Mało. Nie wymieniłeś jeszcze pierwszej egmontowskiej Antologii, dwóch olimpijczyków i Papieża, do których też się przyznaję. Do tego dochodzą jeszcze komiksy rysowane dla "Bluszcza" - "Fabiola" i "Pocztówki z życia Ewy" (łącznie 52 plansze), paski rysowane dla "Echa Miasta" i inne drobiazgi okolicznościowe.
Ale i tak mało. Mam strasznie słabą organizacje czasu i choć często wydaje mi się, ze wykorzystuje go do maksimum, nie jestem w stanie z niczym zdążyć. Chciałbym robić więcej komiksów, ale ostatnio doszedłem do wniosku, że będę robił tylko te, które mnie cieszą, nawet jeśli nie zbiję na tym kokosów. Pewnie dlatego nie znalazłem się jako autor przy kolejnym wielkim fresku historycznym, ani nie zrobiłem netowej historyjki o cheerleaderkach i ich niekończących się problemach z podpaskami.

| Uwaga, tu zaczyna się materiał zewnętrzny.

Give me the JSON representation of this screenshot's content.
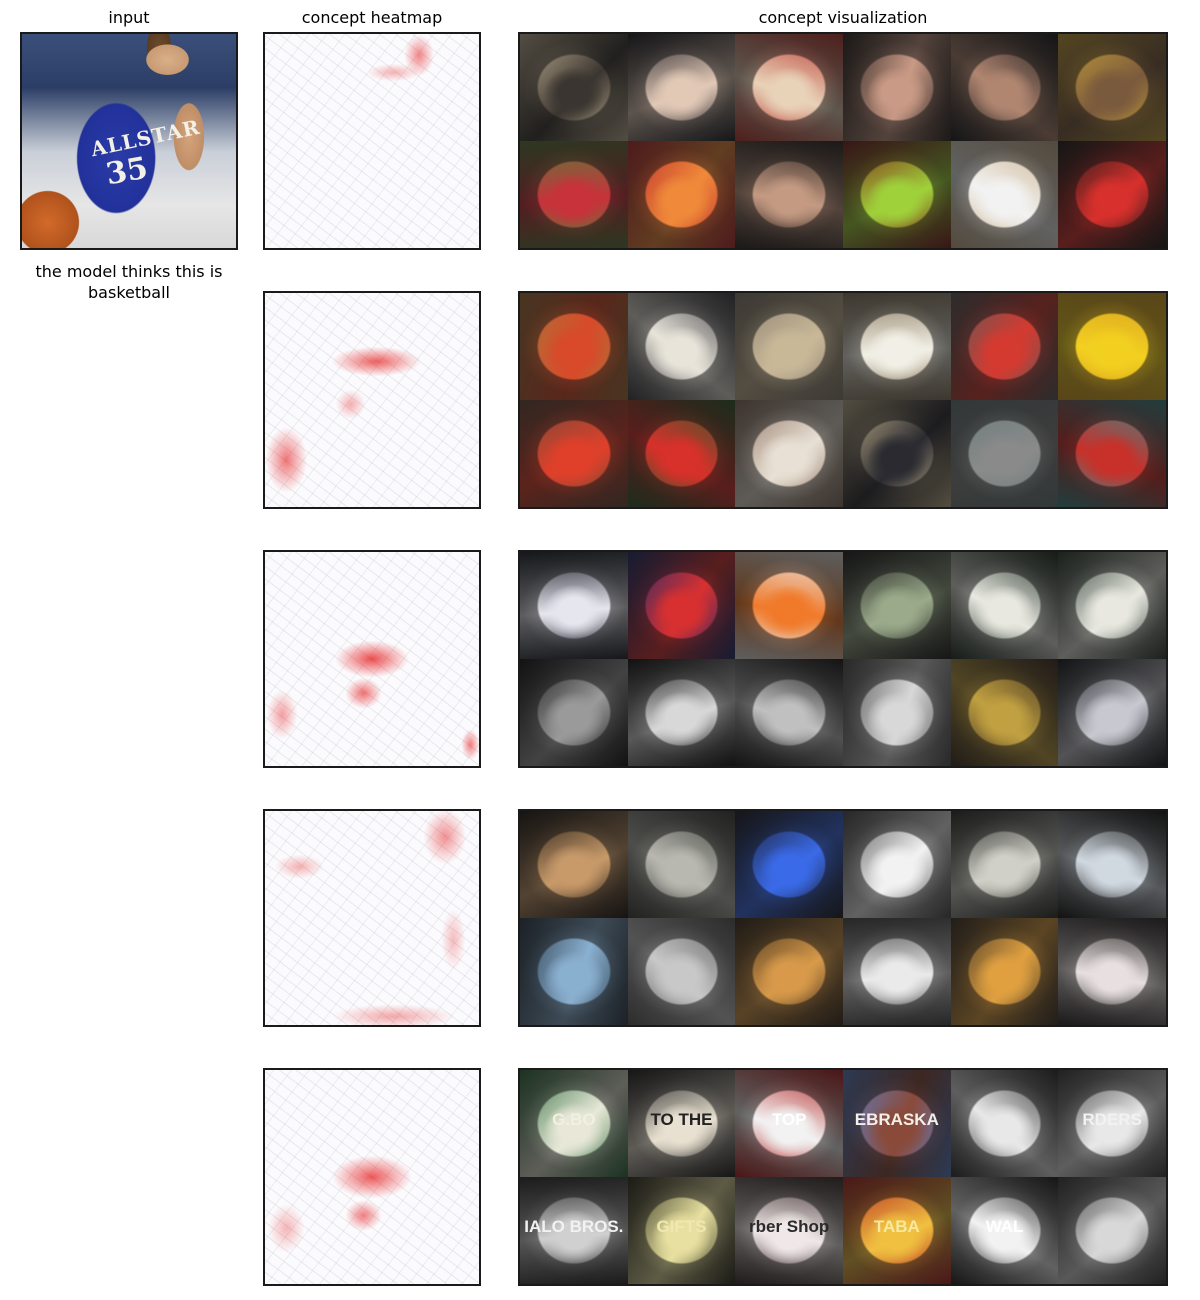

Robienie komiksu na siłę, a miewałem i takie epizody, zabija we mnie całą radość tworzenia, i co gorsza, widać to potem na moich rysunkach.
Przejdźmy do "Blera", który ma mieć swoją premierę na łódzkim Międzynarodowym Festiwalu Komiksu. Czy jest to Twój w pełni autorski projekt, czy też ktoś pomagał Ci w pracy nad scenariuszem?
Projekt jest w pełni autorski – ze wszystkimi słabościami i zaletami tego typu przedsięwzięć. Skłamałbym, gdybym powiedział, że nie słucham niektórych podszeptów dochodzących zewsząd. Czasem dam coś komuś przeczytać, żeby pomógł mi poprawić dialogi. Tyle pomocy cudzej. Cała reszta pochodzi z mojej głowy, nie wiadomo tylko czy cieszyć się, czy martwić...
Spróbujmy zrekonstruować wydawnicze losy "Blera". Komiks zadebiutował na łamach magazynu "Arena Komiks", później miał zostać odświeżony graficznie i wydany w formie trzech, 32-stronnicowych zeszytów przez Kulturę Gniewu. Dlaczego wtedy i w takiej formie nie ujrzał światła dziennego?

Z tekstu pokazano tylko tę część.